Os militares venezuelanos não têm dinheiro suficiente para pagar um aluguel em Caracas: as circunstâncias econômicas – e as ordens de seus superiores – os obrigam, cada vez mais, a viver nos quartéis onde trabalham.
De acordo com a folha salarial que circula na Força Armada Nacional Bolivariana (FANB), um general recebe cerca de US$ 30 por mês, enquanto o aluguel de uma casa pode custar US$ 20 mensais em uma área no leste de Caracas.
Muitos admitem que já não usam uniforme na rua para evitar agressões verbais por parte dos cidadãos. “São repudiados pela sociedade”, disse à Diálogo Rocío San Miguel, advogada e presidente do Controle Cidadão, uma organização não governamental venezuelana.
O salário pago pelo governo de Nicolás Maduro “não é suficiente para manter uma família, nem mesmo os próprios militares”, e, além disso, eles sofrem com “a grave insuficiência de segurança social, em termos de seguro médico e outros serviços sociais”, acrescentou San Miguel.

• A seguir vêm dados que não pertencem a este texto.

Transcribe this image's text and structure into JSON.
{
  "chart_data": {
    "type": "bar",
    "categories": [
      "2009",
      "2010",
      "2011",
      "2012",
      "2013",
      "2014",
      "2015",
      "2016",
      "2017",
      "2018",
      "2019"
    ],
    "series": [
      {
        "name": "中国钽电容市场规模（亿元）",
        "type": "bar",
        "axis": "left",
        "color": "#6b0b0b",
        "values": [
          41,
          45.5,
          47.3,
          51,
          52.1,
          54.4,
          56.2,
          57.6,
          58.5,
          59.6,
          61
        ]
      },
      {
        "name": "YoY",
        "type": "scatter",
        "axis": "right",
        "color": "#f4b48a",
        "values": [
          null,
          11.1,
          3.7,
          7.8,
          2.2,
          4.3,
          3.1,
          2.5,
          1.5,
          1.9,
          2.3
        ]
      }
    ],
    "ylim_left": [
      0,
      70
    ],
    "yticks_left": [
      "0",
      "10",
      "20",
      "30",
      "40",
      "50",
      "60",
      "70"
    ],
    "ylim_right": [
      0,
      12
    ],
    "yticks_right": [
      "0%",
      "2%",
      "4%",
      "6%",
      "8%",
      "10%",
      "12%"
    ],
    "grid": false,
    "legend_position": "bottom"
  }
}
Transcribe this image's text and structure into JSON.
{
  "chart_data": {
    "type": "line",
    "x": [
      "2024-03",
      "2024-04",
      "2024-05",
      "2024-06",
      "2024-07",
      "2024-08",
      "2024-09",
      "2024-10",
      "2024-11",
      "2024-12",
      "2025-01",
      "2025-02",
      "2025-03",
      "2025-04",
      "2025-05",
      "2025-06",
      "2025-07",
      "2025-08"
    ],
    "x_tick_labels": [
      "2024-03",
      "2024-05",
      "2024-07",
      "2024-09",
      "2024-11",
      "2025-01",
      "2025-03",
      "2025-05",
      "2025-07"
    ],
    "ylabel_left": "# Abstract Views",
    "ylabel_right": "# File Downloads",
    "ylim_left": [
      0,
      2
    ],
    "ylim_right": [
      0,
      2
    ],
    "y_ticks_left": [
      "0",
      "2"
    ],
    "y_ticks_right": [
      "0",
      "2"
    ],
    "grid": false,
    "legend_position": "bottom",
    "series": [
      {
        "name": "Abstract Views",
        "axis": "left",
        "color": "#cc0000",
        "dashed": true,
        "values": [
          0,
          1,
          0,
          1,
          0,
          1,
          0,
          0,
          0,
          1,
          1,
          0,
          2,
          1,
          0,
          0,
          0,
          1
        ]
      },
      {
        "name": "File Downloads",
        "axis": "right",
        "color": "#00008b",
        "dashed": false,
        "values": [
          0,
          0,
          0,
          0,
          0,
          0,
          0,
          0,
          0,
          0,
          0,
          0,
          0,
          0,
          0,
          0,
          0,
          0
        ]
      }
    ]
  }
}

Essa é a “família militar” da qual Hugo Chávez falava e à qual o ex-militar tentou, durante seu longo mandato (1999-2013), outorgar maiores benefícios e regalias.
Maduro tentou subornar os militares com eletrodomésticos e até veículos chineses, de acordo com a sua fidelidade e antiguidade, bem como com alimentos subsidiados através dos Comitês Locais de Abastecimento e Produção (CLAP). Mas o descontentamento é visível: há um ano os militares não recebem qualquer regalia além da comida.
O IPSFA
Em meados de junho, Diálogo visitou os armazéns do Instituto de Provisão Social da Força Armada (IPSFA) em Caracas, que faz empréstimos aos militares para a compra de casas, eletrodomésticos, móveis e também presta serviços de saúde. Embora o IPSFA tenha se expandido de alguns armazéns a um centro comercial de quatro andares com cinema, a oferta e a demanda caíram. Os militares, alguns de uniforme, vagam pelo centro com suas famílias, olhando vitrines, e voltam com as mãos vazias. Os preços dos produtos não oferecem vantagens sobre os preços das outras lojas.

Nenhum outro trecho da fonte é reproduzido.